With a mere 18 votes - out of more than 36,000 cast - separating the Democratic and Republican nominees in a state House race in Chester County, attorneys for the rivals argued Tuesday over whether 21 unopened provisional ballots should be counted.
The Chester County Board of Elections, which consists of the county's three commissioners, decided to count two of the ballots, which remain unopened pending appeals, and throw out 19 that they determined were not submitted by the appropriate deadlines or did not meet other requirements.
West Chester Mayor Carolyn Comitta, a Democrat, has 18 more votes than three-term Republican Rep. Dan Truitt, according to a ballot review the Department of Voter Services conducted last week at which representatives of both candidates kept an unofficial tally of votes.
In the new term, Republicans will have their largest majority in the House in 60 years, according to GOP officials. At the unofficial vote count Nov. 9, Truitt was part of that group, ahead by fewer than 80 votes. After county officials counted military and absentee ballots, however, Truitt lost that lead.

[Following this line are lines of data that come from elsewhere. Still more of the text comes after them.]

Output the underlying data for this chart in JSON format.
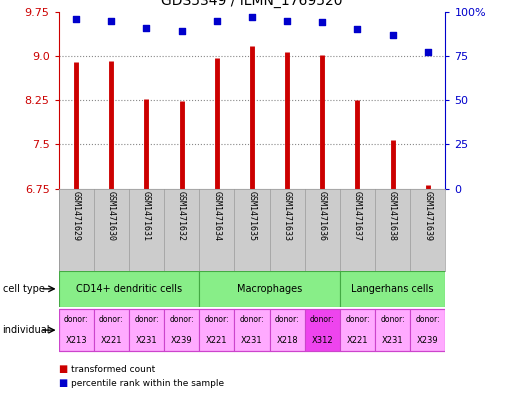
{
  "title": "GDS5349 / ILMN_1769520",
  "samples": [
    "GSM1471629",
    "GSM1471630",
    "GSM1471631",
    "GSM1471632",
    "GSM1471634",
    "GSM1471635",
    "GSM1471633",
    "GSM1471636",
    "GSM1471637",
    "GSM1471638",
    "GSM1471639"
  ],
  "transformed_count": [
    8.9,
    8.92,
    8.27,
    8.23,
    8.97,
    9.17,
    9.07,
    9.02,
    8.25,
    7.57,
    6.82
  ],
  "percentile_rank": [
    96,
    95,
    91,
    89,
    95,
    97,
    95,
    94,
    90,
    87,
    77
  ],
  "ylim_left": [
    6.75,
    9.75
  ],
  "ylim_right": [
    0,
    100
  ],
  "yticks_left": [
    6.75,
    7.5,
    8.25,
    9.0,
    9.75
  ],
  "yticks_right": [
    0,
    25,
    50,
    75,
    100
  ],
  "ytick_labels_right": [
    "0",
    "25",
    "50",
    "75",
    "100%"
  ],
  "bar_color": "#cc0000",
  "dot_color": "#0000cc",
  "cell_groups": [
    {
      "label": "CD14+ dendritic cells",
      "start": 0,
      "end": 4
    },
    {
      "label": "Macrophages",
      "start": 4,
      "end": 8
    },
    {
      "label": "Langerhans cells",
      "start": 8,
      "end": 11
    }
  ],
  "cell_type_color": "#88ee88",
  "cell_type_edge": "#44aa44",
  "donors": [
    "X213",
    "X221",
    "X231",
    "X239",
    "X221",
    "X231",
    "X218",
    "X312",
    "X221",
    "X231",
    "X239"
  ],
  "donor_colors": [
    "#ffaaff",
    "#ffaaff",
    "#ffaaff",
    "#ffaaff",
    "#ffaaff",
    "#ffaaff",
    "#ffaaff",
    "#ee44ee",
    "#ffaaff",
    "#ffaaff",
    "#ffaaff"
  ],
  "donor_edge": "#cc44cc",
  "sample_bg": "#cccccc",
  "sample_edge": "#999999",
  "background_color": "#ffffff",
  "label_color_left": "#cc0000",
  "label_color_right": "#0000cc",
  "grid_color": "#888888"
}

"A very basic democratic principle is that every valid ballot should be counted," Comitta said, explaining her decision to bring the provisional ballots before the Board of Elections.
Both sides have until Monday to appeal the board's decision to Chester County Court. The 156th District race was the only one in which a challenge was filed to Voter Services' initial decision to throw out provisional ballots.
For 14 of the ballots the board tossed Tuesday, the board ruled the voters registered after the registration deadline. In other cases, voters did not submit required signatures to the Department of Voter Services when they applied for voter registration.
Voters who receive provisional ballots include those whose names do not appear in the voter rolls at a polling place and those who are first-time voters and are unable to show valid identification. Voters submitted 107 provisional ballots in the House race in Chester County, according to the Department of Voter Services.
Of those, Comitta's attorney, Samuel Stretton, challenged 66. He withdrew his challenges to 45 of those, citing lack of evidence.
Attorney Guy Donatelli of Lamb McErlane represented Truitt. Truitt said he wants the outcome to be "just" and is "looking forward to getting this wrapped up. Either way."
Truitt also said he is likely to ask for a recount.
This article was updated to correct the reasons provisional ballots were thrown out.